What It’s Like To Be A Personal Fitness Trainer

What It’s Like To Be A Personal Fitness Trainer

For those of my readers who have learned much from me and become true physical culturists, there may come a time when you decide to possibly profit off of your passion—a time when you walk away from whatever unheralded bitch job you work at and try to become that most respected of things: a certified personal trainer!

“After all,” you may think to yourself, “the trainers that train movie stars make millions, and even if you’re not getting actors ready for some superhero movie, you’ll still be in a field where you actually get respect from your clients (a non-physical but tangible fruit of labor) and hey, the lonely housewives in yoga pants are a nice fringe benefit, eh what?”

This is largely what my thought process was when my career in academia as a literati hit a downturn, and thus I decided to become a personal trainer. I studied and passed the test in about three weeks of hard studying; apparently my fellow trainers needed several months to do the same. As useless as college ultimately was for me, I must admit that it did teach me how to knuckle down and focus on one task, and after a brief job hunt, I found employment in this field. So what downsides could there possibly be?

What It’s Like To Be A Personal Fitness Trainer

Imagine, public school benefiting you in some way.

The Bad

Let’s make something quite clear: the typical gym job you’re going to get, especially if you don’t have a specialty such as a Crossfit certification, is a lot less “voluptuous, sex deprived housewives in yoga pants” and a lot more “glorified janitorial work”. The majority of your time will NOT be teaching classes, banging cougars, or even training clients—no, you’re probably going to be dusting ceiling fans, re-racking weights, tightening this or that nut or bolt, and repairing jammed machines. And in case you’re wondering, I’ve only had three man-hungry females explicitly throw themselves at me, two of whom were elderly and the other a pre-pubescent, neither category of female being one that I’m attracted to.

Secondly, most jobs you’ll get will not be full time. I myself work a full 40 hours a week by working a combined 30 hours at two regular gyms and the other 10 teaching martial arts classes in yet another location, with clients booking private training and the occasional bit of modeling at two art studios where I’ll usually work an additional 5-6 hours a week. So I have five jobs.

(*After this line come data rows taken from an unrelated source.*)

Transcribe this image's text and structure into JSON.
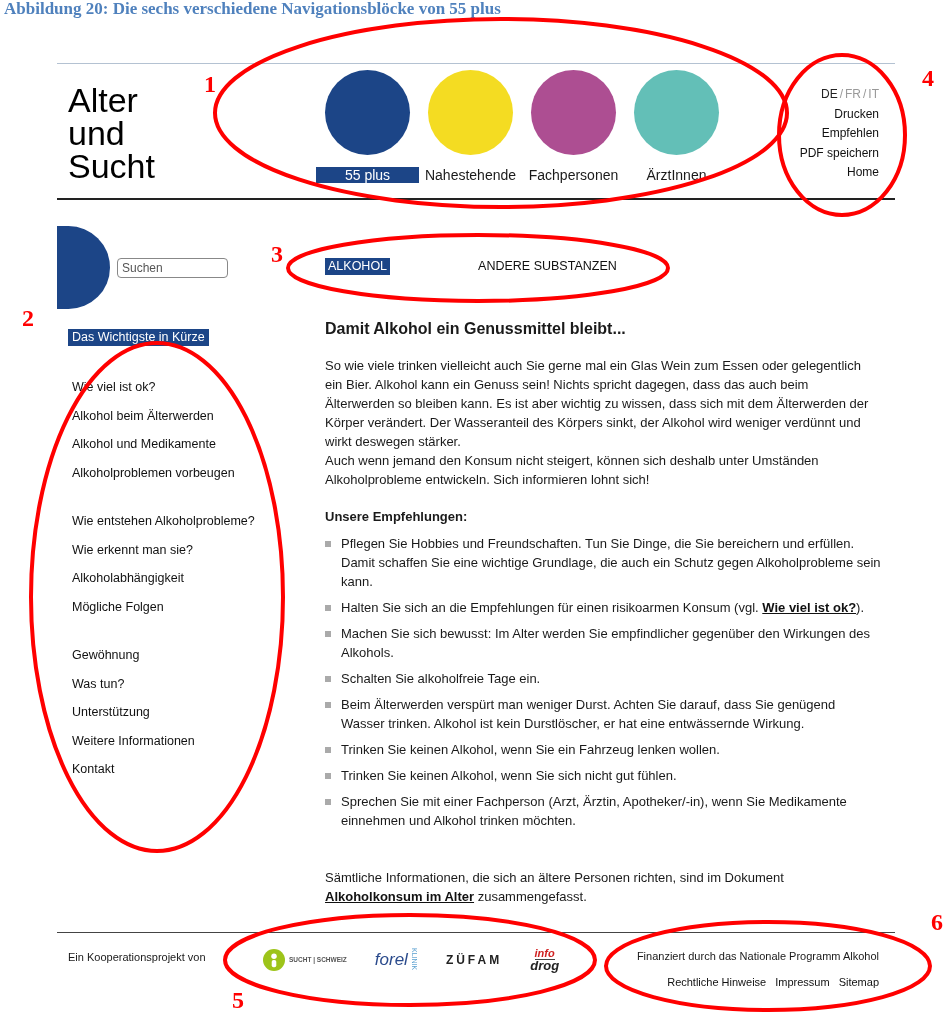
{
  "caption": "Abbildung 20: Die sechs verschiedene Navigationsblöcke von 55 plus",
  "logo": [
    "Alter",
    "und",
    "Sucht"
  ],
  "audiences": [
    {
      "label": "55 plus",
      "color": "#1c4587",
      "selected": true
    },
    {
      "label": "Nahestehende",
      "color": "#f4dc22",
      "selected": false
    },
    {
      "label": "Fachpersonen",
      "color": "#ad4e92",
      "selected": false
    },
    {
      "label": "ÄrztInnen",
      "color": "#63bfb7",
      "selected": false
    }
  ],
  "languages": [
    {
      "label": "DE",
      "selected": true
    },
    {
      "label": "FR",
      "selected": false
    },
    {
      "label": "IT",
      "selected": false
    }
  ],
  "language_separator": "/",
  "utility_links": [
    "Drucken",
    "Empfehlen",
    "PDF speichern",
    "Home"
  ],
  "search": {
    "placeholder": "Suchen"
  },
  "sidebar": {
    "groups": [
      {
        "items": [
          {
            "label": "Das Wichtigste in Kürze",
            "selected": true
          }
        ]
      },
      {
        "items": [
          {
            "label": "Wie viel ist ok?",
            "selected": false
          },
          {
            "label": "Alkohol beim Älterwerden",
            "selected": false
          },
          {
            "label": "Alkohol und Medikamente",
            "selected": false
          },
          {
            "label": "Alkoholproblemen vorbeugen",
            "selected": false
          }
        ]
      },
      {
        "items": [
          {
            "label": "Wie entstehen Alkoholprobleme?",
            "selected": false
          },
          {
            "label": "Wie erkennt man sie?",
            "selected": false
          },
          {
            "label": "Alkoholabhängigkeit",
            "selected": false
          },
          {
            "label": "Mögliche Folgen",
            "selected": false
          }
        ]
      },
      {
        "items": [
          {
            "label": "Gewöhnung",
            "selected": false
          },
          {
            "label": "Was tun?",
            "selected": false
          },
          {
            "label": "Unterstützung",
            "selected": false
          },
          {
            "label": "Weitere Informationen",
            "selected": false
          },
          {
            "label": "Kontakt",
            "selected": false
          }
        ]
      }
    ]
  },
  "tabs": [
    {
      "label": "ALKOHOL",
      "selected": true
    },
    {
      "label": "ANDERE SUBSTANZEN",
      "selected": false
    }
  ],
  "heading": "Damit Alkohol ein Genussmittel bleibt...",
  "paragraphs": [
    "So wie viele trinken vielleicht auch Sie gerne mal ein Glas Wein zum Essen oder gelegentlich ein Bier. Alkohol kann ein Genuss sein! Nichts spricht dagegen, dass das auch beim Älterwerden so bleiben kann. Es ist aber wichtig zu wissen, dass sich mit dem Älterwerden der Körper verändert. Der Wasseranteil des Körpers sinkt, der Alkohol wird weniger verdünnt und wirkt deswegen stärker.",
    "Auch wenn jemand den Konsum nicht steigert, können sich deshalb unter Umständen Alkoholprobleme entwickeln. Sich informieren lohnt sich!"
  ],
  "subheading": "Unsere Empfehlungen:",
  "recommendations": [
    {
      "text": "Pflegen Sie Hobbies und Freundschaften. Tun Sie Dinge, die Sie bereichern und erfüllen. Damit schaffen Sie eine wichtige Grundlage, die auch ein Schutz gegen Alkoholprobleme sein kann."
    },
    {
      "text": "Halten Sie sich an die Empfehlungen für einen risikoarmen Konsum (vgl. ",
      "link": "Wie viel ist ok?",
      "after": ")."
    },
    {
      "text": "Machen Sie sich bewusst: Im Alter werden Sie empfindlicher gegenüber den Wirkungen des Alkohols."
    },
    {
      "text": "Schalten Sie alkoholfreie Tage ein."
    },
    {
      "text": "Beim Älterwerden verspürt man weniger Durst. Achten Sie darauf, dass Sie genügend Wasser trinken. Alkohol ist kein Durstlöscher, er hat eine entwässernde Wirkung."
    },
    {
      "text": "Trinken Sie keinen Alkohol, wenn Sie ein Fahrzeug lenken wollen."
    },
    {
      "text": "Trinken Sie keinen Alkohol, wenn Sie sich nicht gut fühlen."
    },
    {
      "text": "Sprechen Sie mit einer Fachperson (Arzt, Ärztin, Apotheker/-in), wenn Sie Medikamente einnehmen und Alkohol trinken möchten."
    }
  ],
  "closing": {
    "text": "Sämtliche Informationen, die sich an ältere Personen richten, sind im Dokument ",
    "link": "Alkoholkonsum im Alter",
    "after": " zusammengefasst."
  },
  "footer": {
    "cooperation": "Ein Kooperationsprojekt von",
    "partners": [
      {
        "kind": "sucht_schweiz",
        "texts": [
          "SUCHT",
          "|",
          "SCHWEIZ"
        ]
      },
      {
        "kind": "forel",
        "texts": [
          "forel",
          "KLINIK"
        ]
      },
      {
        "kind": "zufam",
        "texts": [
          "ZÜFAM"
        ]
      },
      {
        "kind": "infodrog",
        "texts": [
          "info",
          "drog"
        ]
      }
    ],
    "funding": "Finanziert durch das Nationale Programm Alkohol",
    "links": [
      "Rechtliche Hinweise",
      "Impressum",
      "Sitemap"
    ]
  },
  "annotations": [
    {
      "label": "1"
    },
    {
      "label": "2"
    },
    {
      "label": "3"
    },
    {
      "label": "4"
    },
    {
      "label": "5"
    },
    {
      "label": "6"
    }
  ]
}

While the hourly wages I make are pretty good—ranging from 18-30 depending on the job—the intermittent nature of the work means benefits and job security are not likely, unless you work at a big national or international corporate chain—which are incidentally more likely to have those aforementioned yoga pants clad beauties, so if that “fringe benefit” is what you’re looking for, you may have more luck there.

Thirdly, you have to deal with some bad people—and I am of course referring to the customers. Contrary to what all of the 80s movies said, there are no gyms full of snarling hardass trainers that will allow you to make ingrates feel bad (this topic may provide fuel for another article).

Quite the contrary, you have to be a smiling salesdouche and enjoy all the “fun” of retail with added dollops of entitlement, mood swings, ignorance, and general stubbornness. Enjoy fat women arguing with you over nutrition, children crying and parents scolding you because you dared to discipline the smug little bastard, old people angrily telling you that “…[they’ve] been doing this for 40 years, junior!”, angry teenage boys venting their high school rage and involuntary celibacy on the weights, and more!

What It’s Like To Be A Personal Fitness Trainer

No matter how badly you want to, you can’t act like this

“Well Golly Gee, Larsen” you might be saying, “being a trainer sounds like a real shitheap!” It is indeed not as glamorous as I originally thought, but…

The Good

I’d be lying if I said there wasn’t a lot of good to the job, not the least of which is, hey, you can work out for free and to your heart’s content! In addition to that, you can get a remarkable amount of free stuff should you sign up for public events and the like—and I always consider that to be a plus.

What It’s Like To Be A Personal Fitness Trainer

For those who are more gregarious, the opportunities for friendship, sex, and romance are there—perhaps not as abundant and easy as Hollywood has told you, but they are still there. After all, I did refer to the only explicit instances of women throwing themselves at me.

Most importantly, it’s rewarding in the same way that a public school teacher sometimes finds their job rewarding (yes, such a thing does actually happen)—when a client tells you how happy they are to have lost weight, or how their newfound muscles gives them newfound confidence in life, or how you gave them the ability to walk again with bridging and twist stretching, that is more than anything else why I do this job. I do it for the good people that need help, and are ecstatic when I give it to them.

Conclusion

For those who think the job is nothing but a cavalcade of easy sex and money, I would think otherwise. It may very well become that once you’ve established yourself in the field for a few years, but it won’t start out like that.

However, provided you can find a good gym and a clientele that doesn’t suck, personal training can be a great and rewarding field once you get past the admitted drawbacks. At the very least, it’s not any worse than any other job I’ve had in my life, and in fact is the best I’ve had either in terms of payment, ease of work, or both. Consider it!